Morauta’s government is under increasing financial pressure to deliver on its promises. Deadlines for the sale of Air Niugini and the PNG Banking Corporation have been breached, leaving a K178 million hole in the government’s budget this year. In addition, most statutory bodies are bankrupt and will be difficult to sell.

Mining and petroleum were worth $4.2 billion to the economy during the 1990s, but exploration investment has now fallen to an all-time low. Morauta has been in office for two years, working closely with the World Bank and IMF, yet the currency, the kina, is still languishing near its all-time low of two years ago.

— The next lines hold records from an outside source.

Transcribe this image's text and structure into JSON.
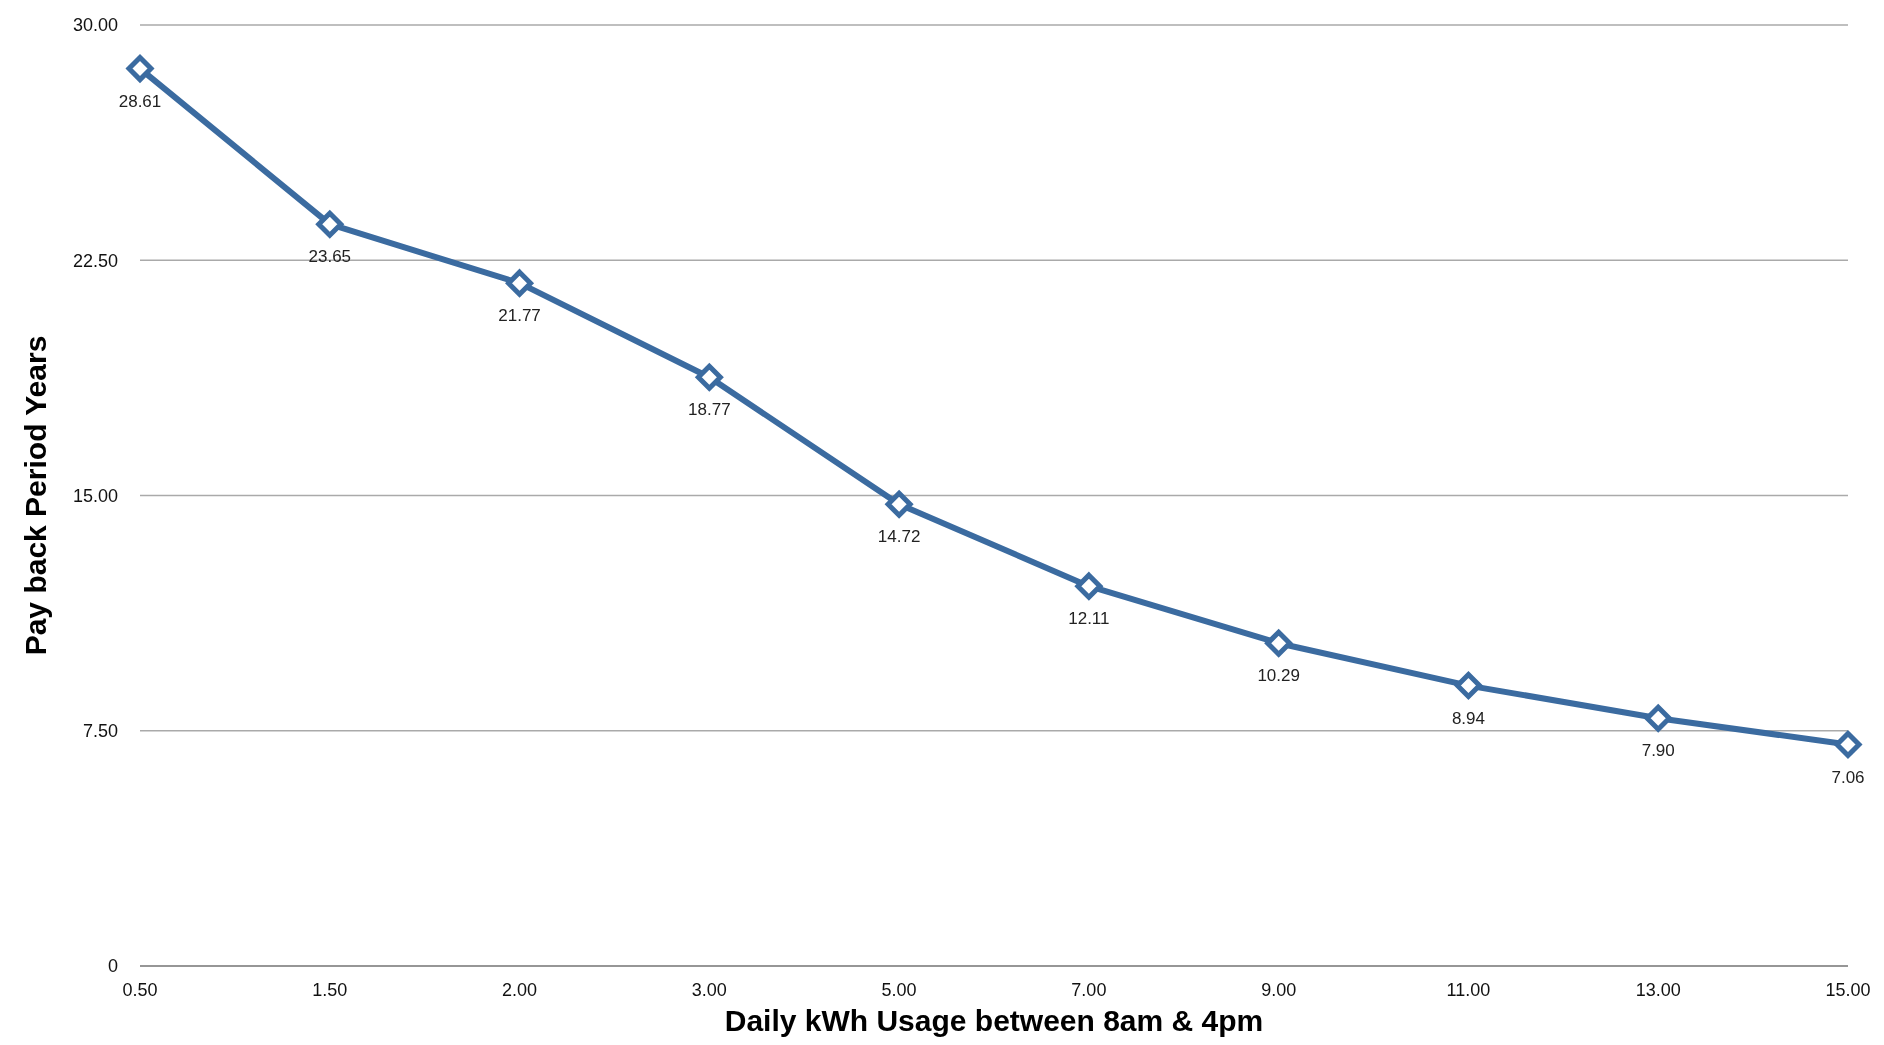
{
  "chart_data": {
    "type": "line",
    "xlabel": "Daily  kWh  Usage  between  8am & 4pm",
    "ylabel": "Pay back Period Years",
    "categories": [
      "0.50",
      "1.50",
      "2.00",
      "3.00",
      "5.00",
      "7.00",
      "9.00",
      "11.00",
      "13.00",
      "15.00"
    ],
    "series": [
      {
        "color": "#3b6ba0",
        "values": [
          28.61,
          23.65,
          21.77,
          18.77,
          14.72,
          12.11,
          10.29,
          8.94,
          7.9,
          7.06
        ],
        "value_labels": [
          "28.61",
          "23.65",
          "21.77",
          "18.77",
          "14.72",
          "12.11",
          "10.29",
          "8.94",
          "7.90",
          "7.06"
        ]
      }
    ],
    "ylim": [
      0,
      30
    ],
    "yticks": [
      0,
      {
        "value": 7.5,
        "label": "7.50"
      },
      {
        "value": 15,
        "label": "15.00"
      },
      {
        "value": 22.5,
        "label": "22.50"
      },
      {
        "value": 30,
        "label": "30.00"
      }
    ],
    "grid": "y",
    "marker": "diamond",
    "line_style": "solid"
  }
}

Recently, doubts have been raised about a planned $US3.37 billion gas pipeline to Australia, touted as the most important project in PNG’s history. A rival pipeline from the Timor Gap may proceed instead. “The PNG proposal is plagued by ongoing civil unrest, in which 25 people died earlier this month,” the Age reported in June. “As well, the PNG Government is having trouble finalising the soft loan it needs to cover its part of the project.”

The coffee industry, one of PNG’s few other major income earners, is also in trouble. According to the Coffee Exporters Council, the K300 million industry is heading for collapse under the impact of the worst prices in 10 years. Production has fallen dramatically.

Ruling circles in Australia, PNG’s former colonial ruler, still regard Morauta, an ex-merchant banker and central bank chief, as their most reliable representative. At Canberra’s insistence, Morauta reinstated a close relationship with the IMF and World Bank after he gained office in mid-1999.

His plummeting popularity has been cause for concern in the Australian media, however. The Australian Financial Review commented that the Australian government had, “bet its shirt on Sir Mekere winning through for reform in PNG” but Morauta could be swept out of parliament.

“Now Sir Mekere will face a huge challenge in mid 2002 to retain his Moresby North-West seat, and Mr Wingti [a senior figure in Morauta’s party] faces big obstacles in regaining his Western Highlands seat, from which two of the dead students came,” it noted. “Bringing down from the Highlands the police riot squad usually deployed in tribal fights, appears to have been a major error... The PM retains the confidence of the international community but is looking increasingly lonely at home”.

Nevertheless, Morauta has been told in no uncertain terms that he cannot afford to retreat. Just days after the students were shot down in Port Moresby, an editorial in the Australian on 29 June stated: “The challenge now is to push ahead with reform despite opposition and with an election due next year”. Morauta “must not lose his nerve,” it insisted, or “PNG will remain a basket case economy”.